01-01-2024artikel 14p

07-11-2023

gmb-2023-499003

21-11-202301-07-202301-01-2024nieuwe regeling

07-11-2023

gmb-2023-488868

Tekst van de regeling

Intitulé

Re-integratieverordening Participatiewet Amersfoort 2023

De raad van de gemeente Amersfoort;

gelezen het voorstel van burgemeester en wethouders van 12 september 2023, nummer 1777017.

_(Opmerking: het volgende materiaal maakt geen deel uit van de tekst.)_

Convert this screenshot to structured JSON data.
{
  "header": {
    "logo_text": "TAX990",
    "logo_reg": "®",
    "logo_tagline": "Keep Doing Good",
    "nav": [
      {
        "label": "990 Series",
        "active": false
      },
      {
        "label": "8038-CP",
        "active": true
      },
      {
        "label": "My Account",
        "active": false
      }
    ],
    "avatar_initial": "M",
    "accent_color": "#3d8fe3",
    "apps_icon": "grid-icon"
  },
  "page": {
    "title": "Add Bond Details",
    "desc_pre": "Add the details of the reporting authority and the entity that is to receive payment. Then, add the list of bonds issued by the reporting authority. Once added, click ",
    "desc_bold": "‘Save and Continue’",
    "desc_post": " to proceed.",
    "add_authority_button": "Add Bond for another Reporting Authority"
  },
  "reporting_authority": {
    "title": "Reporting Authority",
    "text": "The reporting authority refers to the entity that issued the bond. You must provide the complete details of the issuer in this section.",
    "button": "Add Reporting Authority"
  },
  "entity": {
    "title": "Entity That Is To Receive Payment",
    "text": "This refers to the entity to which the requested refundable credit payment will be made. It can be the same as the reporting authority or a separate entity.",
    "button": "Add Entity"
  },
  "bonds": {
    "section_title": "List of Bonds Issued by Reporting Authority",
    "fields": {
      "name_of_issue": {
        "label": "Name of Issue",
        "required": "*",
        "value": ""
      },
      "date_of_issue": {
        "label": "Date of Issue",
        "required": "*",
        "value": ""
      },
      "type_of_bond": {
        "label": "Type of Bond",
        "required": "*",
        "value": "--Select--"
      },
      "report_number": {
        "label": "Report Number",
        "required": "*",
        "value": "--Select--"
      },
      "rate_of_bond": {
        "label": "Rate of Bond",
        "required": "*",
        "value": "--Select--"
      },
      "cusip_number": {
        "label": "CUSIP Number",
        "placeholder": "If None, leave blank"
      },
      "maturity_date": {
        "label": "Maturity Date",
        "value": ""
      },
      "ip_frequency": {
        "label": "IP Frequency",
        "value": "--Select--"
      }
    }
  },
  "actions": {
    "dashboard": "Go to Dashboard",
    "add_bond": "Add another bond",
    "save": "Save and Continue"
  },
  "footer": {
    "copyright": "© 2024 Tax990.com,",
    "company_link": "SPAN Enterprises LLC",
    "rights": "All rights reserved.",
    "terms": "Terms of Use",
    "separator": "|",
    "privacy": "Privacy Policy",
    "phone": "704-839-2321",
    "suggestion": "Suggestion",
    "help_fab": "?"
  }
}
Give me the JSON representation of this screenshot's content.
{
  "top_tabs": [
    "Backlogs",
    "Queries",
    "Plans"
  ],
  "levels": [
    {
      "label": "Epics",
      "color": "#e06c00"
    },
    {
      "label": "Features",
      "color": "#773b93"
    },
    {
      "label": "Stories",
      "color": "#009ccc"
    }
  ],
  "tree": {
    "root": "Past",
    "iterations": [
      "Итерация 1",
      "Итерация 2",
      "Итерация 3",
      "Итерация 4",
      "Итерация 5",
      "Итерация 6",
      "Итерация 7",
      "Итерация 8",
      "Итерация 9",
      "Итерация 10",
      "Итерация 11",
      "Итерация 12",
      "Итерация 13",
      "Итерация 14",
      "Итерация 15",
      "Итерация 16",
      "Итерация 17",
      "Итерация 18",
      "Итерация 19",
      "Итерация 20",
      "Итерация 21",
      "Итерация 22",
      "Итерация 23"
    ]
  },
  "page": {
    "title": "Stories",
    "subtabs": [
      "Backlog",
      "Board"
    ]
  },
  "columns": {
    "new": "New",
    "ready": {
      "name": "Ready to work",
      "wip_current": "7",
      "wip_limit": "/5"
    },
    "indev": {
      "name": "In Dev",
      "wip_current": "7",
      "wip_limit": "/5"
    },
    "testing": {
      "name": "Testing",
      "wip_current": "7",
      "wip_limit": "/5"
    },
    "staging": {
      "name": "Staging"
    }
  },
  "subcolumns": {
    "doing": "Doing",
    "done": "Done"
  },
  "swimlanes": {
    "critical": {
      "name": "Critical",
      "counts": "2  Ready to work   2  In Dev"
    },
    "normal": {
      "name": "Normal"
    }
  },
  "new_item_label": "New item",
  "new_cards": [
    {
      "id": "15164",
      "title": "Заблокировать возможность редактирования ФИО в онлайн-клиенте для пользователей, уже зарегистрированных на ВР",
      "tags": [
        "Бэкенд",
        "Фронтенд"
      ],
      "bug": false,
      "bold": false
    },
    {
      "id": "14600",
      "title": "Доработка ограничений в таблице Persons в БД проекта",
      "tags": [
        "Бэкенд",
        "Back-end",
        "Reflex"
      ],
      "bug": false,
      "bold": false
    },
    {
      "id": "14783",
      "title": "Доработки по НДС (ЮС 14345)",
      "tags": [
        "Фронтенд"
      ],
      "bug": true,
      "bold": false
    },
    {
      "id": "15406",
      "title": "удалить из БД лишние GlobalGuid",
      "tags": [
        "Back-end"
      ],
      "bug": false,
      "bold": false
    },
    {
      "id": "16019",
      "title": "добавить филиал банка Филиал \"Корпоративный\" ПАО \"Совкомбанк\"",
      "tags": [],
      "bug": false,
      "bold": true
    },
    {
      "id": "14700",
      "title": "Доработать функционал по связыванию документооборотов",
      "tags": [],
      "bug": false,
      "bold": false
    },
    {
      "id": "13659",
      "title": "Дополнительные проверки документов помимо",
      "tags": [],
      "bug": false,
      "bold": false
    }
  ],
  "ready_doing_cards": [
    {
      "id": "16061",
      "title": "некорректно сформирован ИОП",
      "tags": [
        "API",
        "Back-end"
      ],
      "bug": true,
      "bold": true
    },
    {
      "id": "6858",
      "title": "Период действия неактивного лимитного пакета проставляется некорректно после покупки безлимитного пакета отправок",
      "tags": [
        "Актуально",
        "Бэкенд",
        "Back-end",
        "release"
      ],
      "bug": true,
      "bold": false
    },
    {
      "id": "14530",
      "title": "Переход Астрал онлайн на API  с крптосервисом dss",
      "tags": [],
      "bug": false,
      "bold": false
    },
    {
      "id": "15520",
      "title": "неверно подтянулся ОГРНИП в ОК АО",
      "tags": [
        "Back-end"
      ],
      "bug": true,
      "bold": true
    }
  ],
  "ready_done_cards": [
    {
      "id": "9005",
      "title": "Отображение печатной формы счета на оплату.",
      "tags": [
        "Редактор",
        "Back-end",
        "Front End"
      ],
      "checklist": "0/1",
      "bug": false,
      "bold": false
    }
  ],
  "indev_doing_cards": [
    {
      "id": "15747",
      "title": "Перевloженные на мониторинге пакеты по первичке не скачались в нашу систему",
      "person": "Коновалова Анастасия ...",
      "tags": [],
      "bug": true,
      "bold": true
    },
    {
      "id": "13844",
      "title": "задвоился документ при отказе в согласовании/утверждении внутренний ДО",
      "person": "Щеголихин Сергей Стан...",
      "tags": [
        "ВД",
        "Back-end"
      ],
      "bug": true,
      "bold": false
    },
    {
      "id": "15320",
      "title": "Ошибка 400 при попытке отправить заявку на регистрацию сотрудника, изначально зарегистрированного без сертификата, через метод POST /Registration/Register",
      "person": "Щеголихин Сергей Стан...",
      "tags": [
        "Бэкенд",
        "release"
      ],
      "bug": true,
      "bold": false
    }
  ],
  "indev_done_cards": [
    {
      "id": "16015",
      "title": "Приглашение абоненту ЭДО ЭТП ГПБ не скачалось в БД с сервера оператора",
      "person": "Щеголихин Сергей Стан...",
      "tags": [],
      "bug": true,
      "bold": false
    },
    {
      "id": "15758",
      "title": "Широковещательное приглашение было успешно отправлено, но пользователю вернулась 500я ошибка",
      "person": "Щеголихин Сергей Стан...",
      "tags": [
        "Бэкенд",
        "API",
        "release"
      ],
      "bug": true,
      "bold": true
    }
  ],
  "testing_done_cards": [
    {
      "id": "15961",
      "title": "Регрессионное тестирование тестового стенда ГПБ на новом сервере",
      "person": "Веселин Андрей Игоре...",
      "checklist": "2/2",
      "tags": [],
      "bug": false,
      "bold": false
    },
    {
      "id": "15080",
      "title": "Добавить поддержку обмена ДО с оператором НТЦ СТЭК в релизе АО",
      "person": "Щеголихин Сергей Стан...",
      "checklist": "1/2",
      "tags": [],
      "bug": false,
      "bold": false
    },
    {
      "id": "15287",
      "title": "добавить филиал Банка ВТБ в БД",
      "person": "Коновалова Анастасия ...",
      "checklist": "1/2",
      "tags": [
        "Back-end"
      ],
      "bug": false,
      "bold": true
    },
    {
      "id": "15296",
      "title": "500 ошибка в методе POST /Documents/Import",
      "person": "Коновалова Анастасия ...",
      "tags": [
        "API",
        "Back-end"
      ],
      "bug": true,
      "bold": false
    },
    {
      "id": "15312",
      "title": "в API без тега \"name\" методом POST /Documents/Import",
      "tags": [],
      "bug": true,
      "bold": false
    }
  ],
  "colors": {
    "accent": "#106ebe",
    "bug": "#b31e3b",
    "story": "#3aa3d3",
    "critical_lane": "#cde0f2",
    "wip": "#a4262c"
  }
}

gelet op de artikelen 8a, eerste lid, aanhef en onder a, c, d en e en tweede lid en 10b, zevende lid, van de Participatiewet;

gezien het advies van commissie Sociaal;

 

besluit

vast te stellen de Re-integratieverordening Participatiewet Amersfoort 2023.

 

Hoofdstuk 1 Algemene bepalingen

Artikel 1. Definities

In deze verordening wordt verstaan onder:

  • -

    doelgroep: personen als bedoeld in artikel 7, eerste lid, onder a, van de wet;

  • -

    interne werkbegeleiding: door een collega geboden dagelijkse werkbegeleiding op de werkvloer omdat de werknemer anders niet in staat is zijn werkzaamheden uit te voeren, en waarbij sprake is van meer dan de gebruikelijke begeleiding van een werknemer op een werkplek;

  • -

    jobcoaching: door een erkende deskundige geboden methodische ondersteuning aan personen met een arbeidsbeperking en aan werkgevers, gericht op het behouden van werk;

  • -

    overige voorzieningen: voorzieningen als bedoeld in artikel 8a, tweede lid, onder f, van de wet;

  • -

    persoonlijke ondersteuning bij werk: ondersteuning als bedoeld in artikel 10, eerste en derde lid, van de wet en begeleiding op de werkplek als bedoeld in artikel 10da van de wet;

  • -

    praktijkroute: het proces om de persoon, behorend tot de doelgroep, toegang tot het doelgroepenregister te laten verkrijgen op basis van loonwaarde vaststelling op de werkplek;

  • -

    voorziening: door het college noodzakelijk geachte voorziening, gericht op arbeidsinschakeling waaronder mede wordt begrepen persoonlijke ondersteuning bij het verrichten van opgedragen taken;

  • -

    werkgever: degene die op basis van een arbeidsovereenkomst de bevoegdheid heeft om de arbeid van een werknemer gedurende een overeengekomen periode aan te wenden in zijn organisatie;

  • -

    werknemer: persoon die op basis van een arbeidsovereenkomst arbeid verricht bij de werkgever, daaronder begrepen een persoon als bedoeld in artikel 10d eerste of tweede lid van de wet met wie de werkgever een dienstbetrekking is aangegaan, dan wel dit van plan is;

  • -

    wet: Participatiewet.

Hoofdstuk 2 Beleid en evaluatie

Artikel 2. Evenwichtige verdeling en evaluatie

  • 1.

    Het college kan de voorzieningen, bedoeld in artikelen 5, 6 en 8, inzetten ten behoeve van de doelgroep.

  • 2.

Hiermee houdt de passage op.